- 6 November 2017
- Transport / Logistics Services
Third quarter (Q3) revenues at PostNL were up at €809 million, compared to €770 million in the same quarter last year.
According to PostNL much of the growth was due to e-commerce. The revenue contribution from e-commerce sector related activities grew by 37% in the year to date by comparison to a 33% growth in 2016.
In a statement, Herna Verhagen, CEO of PostNL, said: “Our Q3 performance was ahead of last year as a result of a strong performance in Parcels and some positive incidentals that supported Mail in the Netherlands in particular. This translates into 37% contribution of e-commerce revenues for the first nine months of 2017, proving once more that we are well on track with the acceleration of our transformation to be the postal & logistic solutions provider in the Benelux.
“In Parcels, the strong volume growth of 23% reflects our solid position in the Benelux e‑commerce logistics market. Revenue improved by almost the same percentage (21%), also helped by growing international volumes and the recent acquisitions in logistics services. Progress in Belgium is gaining momentum, which is reflected in volume growth over 30% in the first nine months of this year.

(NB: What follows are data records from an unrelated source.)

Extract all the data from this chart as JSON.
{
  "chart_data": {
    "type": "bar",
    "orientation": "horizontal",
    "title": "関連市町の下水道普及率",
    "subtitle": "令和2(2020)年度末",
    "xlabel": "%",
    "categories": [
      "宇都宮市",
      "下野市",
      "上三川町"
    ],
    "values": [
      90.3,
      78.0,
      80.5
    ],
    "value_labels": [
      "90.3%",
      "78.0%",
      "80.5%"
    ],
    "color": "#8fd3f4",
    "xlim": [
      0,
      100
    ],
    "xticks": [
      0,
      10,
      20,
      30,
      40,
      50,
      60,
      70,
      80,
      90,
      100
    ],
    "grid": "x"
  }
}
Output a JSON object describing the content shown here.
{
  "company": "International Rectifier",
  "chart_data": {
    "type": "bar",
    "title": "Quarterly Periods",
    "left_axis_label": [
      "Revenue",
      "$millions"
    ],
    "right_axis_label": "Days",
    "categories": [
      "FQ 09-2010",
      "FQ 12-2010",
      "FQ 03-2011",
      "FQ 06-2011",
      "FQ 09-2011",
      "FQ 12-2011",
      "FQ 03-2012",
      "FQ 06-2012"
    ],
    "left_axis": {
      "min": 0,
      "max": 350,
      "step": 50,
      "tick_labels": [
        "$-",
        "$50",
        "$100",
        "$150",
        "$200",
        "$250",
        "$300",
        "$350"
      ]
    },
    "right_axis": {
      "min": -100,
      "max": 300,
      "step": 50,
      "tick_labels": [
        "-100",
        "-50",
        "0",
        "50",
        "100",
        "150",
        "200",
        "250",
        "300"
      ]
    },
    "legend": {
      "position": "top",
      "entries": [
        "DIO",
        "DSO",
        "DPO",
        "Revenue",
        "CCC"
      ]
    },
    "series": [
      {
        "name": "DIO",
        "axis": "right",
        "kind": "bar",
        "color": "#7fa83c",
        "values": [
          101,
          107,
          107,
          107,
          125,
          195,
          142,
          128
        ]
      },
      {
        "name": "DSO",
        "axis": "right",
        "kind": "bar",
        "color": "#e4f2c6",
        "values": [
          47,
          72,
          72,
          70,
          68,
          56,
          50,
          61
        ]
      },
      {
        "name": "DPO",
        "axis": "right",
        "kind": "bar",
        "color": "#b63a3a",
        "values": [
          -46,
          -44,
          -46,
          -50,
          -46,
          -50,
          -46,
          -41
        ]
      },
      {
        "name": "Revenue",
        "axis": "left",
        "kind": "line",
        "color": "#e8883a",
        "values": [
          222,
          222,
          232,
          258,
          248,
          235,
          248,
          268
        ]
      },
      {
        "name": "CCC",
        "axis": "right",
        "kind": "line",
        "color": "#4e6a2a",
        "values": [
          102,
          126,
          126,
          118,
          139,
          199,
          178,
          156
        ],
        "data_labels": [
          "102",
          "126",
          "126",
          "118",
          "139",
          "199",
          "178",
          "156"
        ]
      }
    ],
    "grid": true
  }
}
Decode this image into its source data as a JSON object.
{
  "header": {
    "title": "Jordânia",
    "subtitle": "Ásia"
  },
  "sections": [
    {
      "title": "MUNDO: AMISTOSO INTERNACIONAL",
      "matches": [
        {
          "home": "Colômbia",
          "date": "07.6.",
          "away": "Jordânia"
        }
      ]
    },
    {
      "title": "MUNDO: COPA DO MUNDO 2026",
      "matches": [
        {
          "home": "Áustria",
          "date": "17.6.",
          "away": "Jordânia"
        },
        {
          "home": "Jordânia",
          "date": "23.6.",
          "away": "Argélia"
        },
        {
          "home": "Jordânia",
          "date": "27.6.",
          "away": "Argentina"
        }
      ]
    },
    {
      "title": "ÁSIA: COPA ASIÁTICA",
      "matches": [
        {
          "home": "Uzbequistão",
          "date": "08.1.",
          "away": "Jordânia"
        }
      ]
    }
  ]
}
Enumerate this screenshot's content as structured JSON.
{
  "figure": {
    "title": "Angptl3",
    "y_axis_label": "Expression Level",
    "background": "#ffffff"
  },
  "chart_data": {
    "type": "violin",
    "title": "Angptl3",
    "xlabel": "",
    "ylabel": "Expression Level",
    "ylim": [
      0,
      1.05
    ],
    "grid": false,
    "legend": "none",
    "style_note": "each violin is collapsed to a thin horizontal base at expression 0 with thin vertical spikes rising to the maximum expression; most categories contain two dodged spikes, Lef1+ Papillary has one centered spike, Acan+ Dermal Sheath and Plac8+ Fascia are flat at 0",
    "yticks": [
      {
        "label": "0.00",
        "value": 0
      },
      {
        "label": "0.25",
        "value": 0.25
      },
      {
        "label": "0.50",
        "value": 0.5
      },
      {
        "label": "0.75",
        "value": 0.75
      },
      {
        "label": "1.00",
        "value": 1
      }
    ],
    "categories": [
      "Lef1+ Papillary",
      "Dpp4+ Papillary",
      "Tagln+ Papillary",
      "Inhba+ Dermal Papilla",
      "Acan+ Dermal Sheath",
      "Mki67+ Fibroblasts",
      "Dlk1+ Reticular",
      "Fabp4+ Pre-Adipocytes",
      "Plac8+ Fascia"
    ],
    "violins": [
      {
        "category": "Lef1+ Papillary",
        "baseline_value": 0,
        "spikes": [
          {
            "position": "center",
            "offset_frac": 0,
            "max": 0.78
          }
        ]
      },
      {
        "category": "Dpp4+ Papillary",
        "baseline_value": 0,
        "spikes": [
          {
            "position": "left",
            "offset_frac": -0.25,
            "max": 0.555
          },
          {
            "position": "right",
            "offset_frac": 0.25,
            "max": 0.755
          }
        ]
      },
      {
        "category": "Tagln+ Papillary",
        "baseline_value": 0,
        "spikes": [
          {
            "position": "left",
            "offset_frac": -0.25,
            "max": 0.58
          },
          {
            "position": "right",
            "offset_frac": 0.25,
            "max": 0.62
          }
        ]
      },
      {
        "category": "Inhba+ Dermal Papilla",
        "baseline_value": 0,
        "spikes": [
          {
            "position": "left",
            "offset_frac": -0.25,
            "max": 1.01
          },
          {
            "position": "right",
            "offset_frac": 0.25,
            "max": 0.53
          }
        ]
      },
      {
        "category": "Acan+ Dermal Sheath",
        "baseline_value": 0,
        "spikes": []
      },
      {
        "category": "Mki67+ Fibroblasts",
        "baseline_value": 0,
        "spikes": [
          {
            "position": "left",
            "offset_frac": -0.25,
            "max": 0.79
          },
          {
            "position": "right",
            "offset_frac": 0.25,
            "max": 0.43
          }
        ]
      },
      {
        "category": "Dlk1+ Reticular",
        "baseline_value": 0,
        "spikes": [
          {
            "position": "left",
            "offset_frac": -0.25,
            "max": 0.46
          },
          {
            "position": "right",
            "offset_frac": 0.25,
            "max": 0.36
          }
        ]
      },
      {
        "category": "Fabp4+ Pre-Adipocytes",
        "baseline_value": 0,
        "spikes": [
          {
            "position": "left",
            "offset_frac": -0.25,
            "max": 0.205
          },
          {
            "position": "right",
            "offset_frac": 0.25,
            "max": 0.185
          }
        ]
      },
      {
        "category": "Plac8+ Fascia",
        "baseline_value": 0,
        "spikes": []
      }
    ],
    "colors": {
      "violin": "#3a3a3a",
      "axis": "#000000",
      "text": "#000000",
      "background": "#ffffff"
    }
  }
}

Overall, business performance and operational efficiency were strong.
“Performance in International did not show the anticipated improvement and this continues to remain a focus for management attention.
“We faced strong volume decline in Mail in the Netherlands, partly resulting from the intensifying competition from consolidators, supported by the earlier ACM measures. Apart from the impact from regulation, we were able to absorb part of the negative volume/price/mix effect and other business effects through further cost savings. Helped by positive incidentals, including higher proceeds from the sale of buildings, the result exceeded last year’s performance.
“The Dutch postal market has changed fundamentally and volumes are expected to decline further. Regulation must be amended to reflect this reality and to facilitate an orderly and rational adjustment of the postal market structure. To safeguard the reliability and accessibility of the postal service and to preserve decent labour conditions in such a shrinking market, over the long run, we are of the view that consolidation is inevitable. I therefore repeat our call to politicians.
“Our outlook for 2017 remains unchanged. We remain on track to report full year underlying cash operating income towards the lower end of our previously stated outlook range of between €220 million and €260 million, given the faster than anticipated development of the impact of earlier ACM measures and the developments in International. Supported by the progress we are making in implementing our strategy our objective remains to pay a progressive dividend.”